但隨著安娜對于‘扭曲’的理解加深,這個過程可能更快。
在接下來的日子里,安娜不僅是惡魔派繪畫技巧日漸精湛,同時她的性格有了微妙的變化。
她變得更加專注和虔誠,表情中經常帶有一種類似于修女的神圣感。
安娜繪畫的場面很奇妙,明明是繪制著一副能夠惑亂人類五官,讓人類掉入對神的崇拜中不可自拔的惡魔之作,但她那謹慎而又貞潔的表情,卻仿佛在行使上帝的旨意,當然,這里的‘上帝’,不是指高凡的貓。
上帝在普羅旺斯過得很悠閑,這大概是它出生以來最閑適的日子,之前無論是高凡的追求技巧、游覽國內大好河山之旅,還是之后在倫敦的詭異經歷,又或者是埃及的沙漠之行,都可說是充滿波折,意外不斷。

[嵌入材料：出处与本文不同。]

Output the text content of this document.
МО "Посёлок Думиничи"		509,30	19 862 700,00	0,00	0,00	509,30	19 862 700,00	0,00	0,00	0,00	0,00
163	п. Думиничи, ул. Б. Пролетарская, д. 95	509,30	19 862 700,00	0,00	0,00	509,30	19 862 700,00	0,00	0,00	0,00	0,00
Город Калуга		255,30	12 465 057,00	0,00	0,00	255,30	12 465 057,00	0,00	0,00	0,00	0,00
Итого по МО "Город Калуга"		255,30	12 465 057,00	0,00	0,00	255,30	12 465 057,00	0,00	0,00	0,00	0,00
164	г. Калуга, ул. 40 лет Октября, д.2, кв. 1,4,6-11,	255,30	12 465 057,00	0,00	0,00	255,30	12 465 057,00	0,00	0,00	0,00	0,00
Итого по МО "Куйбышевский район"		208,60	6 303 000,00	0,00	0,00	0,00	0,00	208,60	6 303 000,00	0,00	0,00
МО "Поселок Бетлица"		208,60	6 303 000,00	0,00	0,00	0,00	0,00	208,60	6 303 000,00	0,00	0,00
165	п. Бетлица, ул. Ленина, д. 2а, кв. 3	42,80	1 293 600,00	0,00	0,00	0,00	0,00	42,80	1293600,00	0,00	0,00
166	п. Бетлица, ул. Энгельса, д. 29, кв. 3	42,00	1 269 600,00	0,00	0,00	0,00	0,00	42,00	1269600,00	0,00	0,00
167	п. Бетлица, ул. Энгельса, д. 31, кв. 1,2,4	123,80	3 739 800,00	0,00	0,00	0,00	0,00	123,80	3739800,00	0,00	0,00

而從普羅旺斯的十月開始,直到隔年一月,上帝渡過了舒適安逸的三個月,老管家知道高凡很重視上帝,給了它貴賓的待遇,有專門的仆人照顧它,三個月后,上帝整整壯了一圈,皮毛順滑,行動起來機敏而靈巧,宛如一只以綢緞為覆面的黑色小豹子。
這天。
正趴在窗臺上,懶洋洋搖著尾巴,望著莊園外景色的上帝,忽得站了起來,好奇得對著天空‘喵’了一聲。
然后它就撲到那片已然凋謝過半的薰衣草花田上,站起來,仰向半空,揮舞著爪子,撥弄著從天空墜落的這些白色小玩意,但爪子碰上去,它們就消失不見了,這讓上帝起了玩興,開始在花田中左揮右舞的跳躍起來。
這是上帝第一次看見雪。
高凡也望見了教堂窗外飄落的雪。
下雪了。
普羅旺斯的雪,可是很罕見的。
高凡爬下腳手架,站到教堂門口,像是個老農民一樣把手抄起袖子里,讓因為接觸過漆料而變得干裂冰冷的手,獲得一些溫暖,自從開始為麋貓上色開始,他頭發上、臉上和身上就全是漆色,從未干凈過。
雖說有老管家的貼心全程服務,比如剪發、按摩、SPA等等,這座莊園中一切設施都是齊全的,但高凡也沒什么時間去整理自己的儀容,那不重要,在這間教堂,在這個畫室,他即便外形落魄得像是個乞丐,他也是萬眾矚目的創世神,雖然這里沒有萬眾。
安娜悄悄出現在高凡背后,用仰望神一樣的目光,注視著高凡。
“高,我們就要完成這兩幅偉大的畫作了,接下來我們要做什么?”她輕聲問。
“當然是鏟掉它們。”高凡說。
鏟掉……這個詞讓安娜由衷的升起一種殉道般的難過與自豪情緒。
她回頭望向在教堂東西兩面墻上相對而立的《麋貓像》。